What if I gain another fifty pounds, and become dependent on one of those Wal-Mart obesity scooters to get around my house?

What if my precious husband, whom I adore beyond measure, suddenly decides I am damaged, and unattractive without all my important parts, packs his bags, and abandons me without so much as a backward glance.
No, thanks.  I'd rather...anything else.  


The fear and the grief are normal.  I know, because I have searched every weird corner of the internet, looking for women who have felt likewise.  They all seem to have grieved, in one way or another.  And I am an asshole.  I have children.  I have a choice, and I don't have to decide immediately because cancer is eating my body.  I have time.  I have the ability to wait, if need be.  Until my body decides to forcibly expel this organ itself, or until I'm hospitalized for anemia, I can keep my decision on hold.  Some women are not so fortunate.  Some women are stranded, childless and cancerous, saddled to a decision that nature makes for them...hysterectomy or death.  I am fortunate.  Well, relatively speaking.

But there is fear, and there is grief.  If it makes me an asshole, then I'm an asshole.  I am afraid.  I am sad.

I like my uterus.  I like being a woman.  I even like having a period.  Ok, so if you ask me that while I am in the throes of brutal cramping and bloody vaginal gore, I will probably give you a different response.  But for now, in the twilight of my time with my uterus, I like having a period.  Losing it makes me sad.  Losing it in such a brutal, disrespectful manner makes me sad.

And now, this, because it made me lol...

My uterus.  She is a comedian.  


  1. I've known a couple of women who have had this done.

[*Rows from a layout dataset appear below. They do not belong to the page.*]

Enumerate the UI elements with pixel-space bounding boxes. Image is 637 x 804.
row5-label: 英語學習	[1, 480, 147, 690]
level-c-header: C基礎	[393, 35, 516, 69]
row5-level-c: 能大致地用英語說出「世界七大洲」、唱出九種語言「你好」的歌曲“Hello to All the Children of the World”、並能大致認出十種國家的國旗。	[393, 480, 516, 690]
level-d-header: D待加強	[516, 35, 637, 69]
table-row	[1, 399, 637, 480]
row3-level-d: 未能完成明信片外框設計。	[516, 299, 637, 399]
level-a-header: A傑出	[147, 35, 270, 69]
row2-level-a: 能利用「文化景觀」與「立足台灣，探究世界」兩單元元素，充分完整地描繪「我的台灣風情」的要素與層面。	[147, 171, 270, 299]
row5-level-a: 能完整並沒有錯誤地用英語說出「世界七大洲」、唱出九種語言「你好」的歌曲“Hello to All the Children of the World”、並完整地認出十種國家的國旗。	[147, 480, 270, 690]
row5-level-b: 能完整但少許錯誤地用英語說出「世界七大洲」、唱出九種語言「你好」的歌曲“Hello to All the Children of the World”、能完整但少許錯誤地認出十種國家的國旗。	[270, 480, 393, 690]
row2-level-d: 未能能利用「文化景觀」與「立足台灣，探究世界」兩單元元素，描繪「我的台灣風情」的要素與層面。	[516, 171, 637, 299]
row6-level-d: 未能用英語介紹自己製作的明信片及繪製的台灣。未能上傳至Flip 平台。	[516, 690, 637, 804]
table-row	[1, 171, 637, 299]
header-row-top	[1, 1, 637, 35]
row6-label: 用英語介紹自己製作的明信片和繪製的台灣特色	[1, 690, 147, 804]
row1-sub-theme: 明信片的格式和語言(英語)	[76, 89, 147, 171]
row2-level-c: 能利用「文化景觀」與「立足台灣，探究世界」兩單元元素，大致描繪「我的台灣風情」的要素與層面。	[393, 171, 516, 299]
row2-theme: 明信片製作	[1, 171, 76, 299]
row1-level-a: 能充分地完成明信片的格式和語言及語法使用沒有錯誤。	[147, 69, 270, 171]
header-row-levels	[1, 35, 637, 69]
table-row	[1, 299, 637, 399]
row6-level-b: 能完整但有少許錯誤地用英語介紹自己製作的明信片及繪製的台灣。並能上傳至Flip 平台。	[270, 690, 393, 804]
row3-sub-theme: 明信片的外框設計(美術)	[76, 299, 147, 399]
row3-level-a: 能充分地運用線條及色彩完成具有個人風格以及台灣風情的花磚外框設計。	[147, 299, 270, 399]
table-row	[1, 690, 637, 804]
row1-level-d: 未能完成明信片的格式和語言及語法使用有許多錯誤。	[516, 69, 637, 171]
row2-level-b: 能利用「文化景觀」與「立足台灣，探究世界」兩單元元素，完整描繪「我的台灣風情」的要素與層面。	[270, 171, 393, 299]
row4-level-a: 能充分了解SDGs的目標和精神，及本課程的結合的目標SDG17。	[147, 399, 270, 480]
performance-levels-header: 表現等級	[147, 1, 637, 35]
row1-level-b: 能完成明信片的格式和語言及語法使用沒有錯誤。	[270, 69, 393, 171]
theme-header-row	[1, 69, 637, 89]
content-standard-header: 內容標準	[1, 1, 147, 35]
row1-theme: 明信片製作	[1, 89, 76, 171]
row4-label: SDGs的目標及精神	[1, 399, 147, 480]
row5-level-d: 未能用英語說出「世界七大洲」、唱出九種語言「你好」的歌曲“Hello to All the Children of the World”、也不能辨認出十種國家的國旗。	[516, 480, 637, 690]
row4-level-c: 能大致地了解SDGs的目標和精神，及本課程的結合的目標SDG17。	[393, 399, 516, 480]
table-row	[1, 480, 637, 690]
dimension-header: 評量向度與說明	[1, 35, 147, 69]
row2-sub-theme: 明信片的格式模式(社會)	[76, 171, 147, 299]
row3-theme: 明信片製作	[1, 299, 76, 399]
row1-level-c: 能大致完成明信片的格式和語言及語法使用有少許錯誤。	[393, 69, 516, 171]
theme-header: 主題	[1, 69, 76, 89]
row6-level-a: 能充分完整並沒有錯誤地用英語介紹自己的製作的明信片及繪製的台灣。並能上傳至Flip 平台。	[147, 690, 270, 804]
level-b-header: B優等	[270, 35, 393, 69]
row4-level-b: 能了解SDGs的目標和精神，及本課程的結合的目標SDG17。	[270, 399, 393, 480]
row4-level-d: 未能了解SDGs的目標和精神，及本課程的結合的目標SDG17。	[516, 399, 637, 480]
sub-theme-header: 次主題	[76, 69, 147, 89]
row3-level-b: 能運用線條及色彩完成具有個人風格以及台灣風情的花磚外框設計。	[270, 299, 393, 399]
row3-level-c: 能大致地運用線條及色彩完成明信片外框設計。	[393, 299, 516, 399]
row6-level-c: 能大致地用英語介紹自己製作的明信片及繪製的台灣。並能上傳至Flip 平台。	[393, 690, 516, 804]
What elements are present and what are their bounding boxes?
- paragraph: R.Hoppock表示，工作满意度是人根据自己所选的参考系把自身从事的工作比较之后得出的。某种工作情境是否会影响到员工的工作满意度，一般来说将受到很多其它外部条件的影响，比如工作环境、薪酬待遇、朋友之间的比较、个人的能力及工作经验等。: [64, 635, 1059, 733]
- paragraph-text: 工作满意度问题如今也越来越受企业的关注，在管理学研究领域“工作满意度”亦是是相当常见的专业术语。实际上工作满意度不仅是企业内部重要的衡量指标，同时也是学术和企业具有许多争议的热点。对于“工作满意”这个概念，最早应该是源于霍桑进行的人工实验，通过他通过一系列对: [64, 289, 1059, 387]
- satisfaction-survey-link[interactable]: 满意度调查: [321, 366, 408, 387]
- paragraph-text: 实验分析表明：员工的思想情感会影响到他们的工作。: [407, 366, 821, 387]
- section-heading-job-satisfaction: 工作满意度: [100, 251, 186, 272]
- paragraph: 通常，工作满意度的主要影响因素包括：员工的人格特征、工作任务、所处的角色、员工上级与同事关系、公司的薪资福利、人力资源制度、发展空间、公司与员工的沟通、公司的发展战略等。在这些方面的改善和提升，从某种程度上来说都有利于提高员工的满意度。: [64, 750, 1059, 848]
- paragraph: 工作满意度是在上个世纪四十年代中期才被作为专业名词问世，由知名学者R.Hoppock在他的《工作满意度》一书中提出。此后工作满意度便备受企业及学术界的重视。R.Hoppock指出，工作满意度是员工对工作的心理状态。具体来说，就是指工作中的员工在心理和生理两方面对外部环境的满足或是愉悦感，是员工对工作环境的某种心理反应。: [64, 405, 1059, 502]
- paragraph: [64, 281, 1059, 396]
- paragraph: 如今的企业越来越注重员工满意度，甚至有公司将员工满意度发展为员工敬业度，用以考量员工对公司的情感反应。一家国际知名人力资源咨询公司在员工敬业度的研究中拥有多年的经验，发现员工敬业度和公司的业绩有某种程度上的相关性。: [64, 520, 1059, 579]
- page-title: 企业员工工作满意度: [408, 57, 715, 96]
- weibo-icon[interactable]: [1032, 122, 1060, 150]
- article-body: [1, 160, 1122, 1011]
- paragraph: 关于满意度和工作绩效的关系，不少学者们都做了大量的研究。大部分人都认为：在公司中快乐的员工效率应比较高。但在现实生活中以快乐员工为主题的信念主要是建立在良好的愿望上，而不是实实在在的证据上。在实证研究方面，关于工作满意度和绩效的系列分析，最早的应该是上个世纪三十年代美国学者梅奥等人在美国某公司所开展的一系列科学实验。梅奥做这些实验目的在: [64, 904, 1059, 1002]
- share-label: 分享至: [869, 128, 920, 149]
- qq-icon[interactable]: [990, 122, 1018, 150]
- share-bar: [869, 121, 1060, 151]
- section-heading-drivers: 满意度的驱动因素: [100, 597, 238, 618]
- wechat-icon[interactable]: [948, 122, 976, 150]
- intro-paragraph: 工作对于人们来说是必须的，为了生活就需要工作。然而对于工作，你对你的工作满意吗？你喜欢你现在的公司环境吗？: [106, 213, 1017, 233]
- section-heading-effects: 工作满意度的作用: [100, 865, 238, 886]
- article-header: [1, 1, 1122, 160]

They were both terrified. And neither had had children. So there were some big decisions to be made.

    But after all was said and done, both of these women are greatly relieved to have had it done, and have no complaints. One woman said the relief from years of pain was amazing. She didn't realize how much she had been suffering, until the suffering was over.

    Good luck to you. I wish you courage and strength...whatever your decision may be.

    1. Thank you so much. These are exactly the kinds of things that I need to hear right now. Thanks for commenting!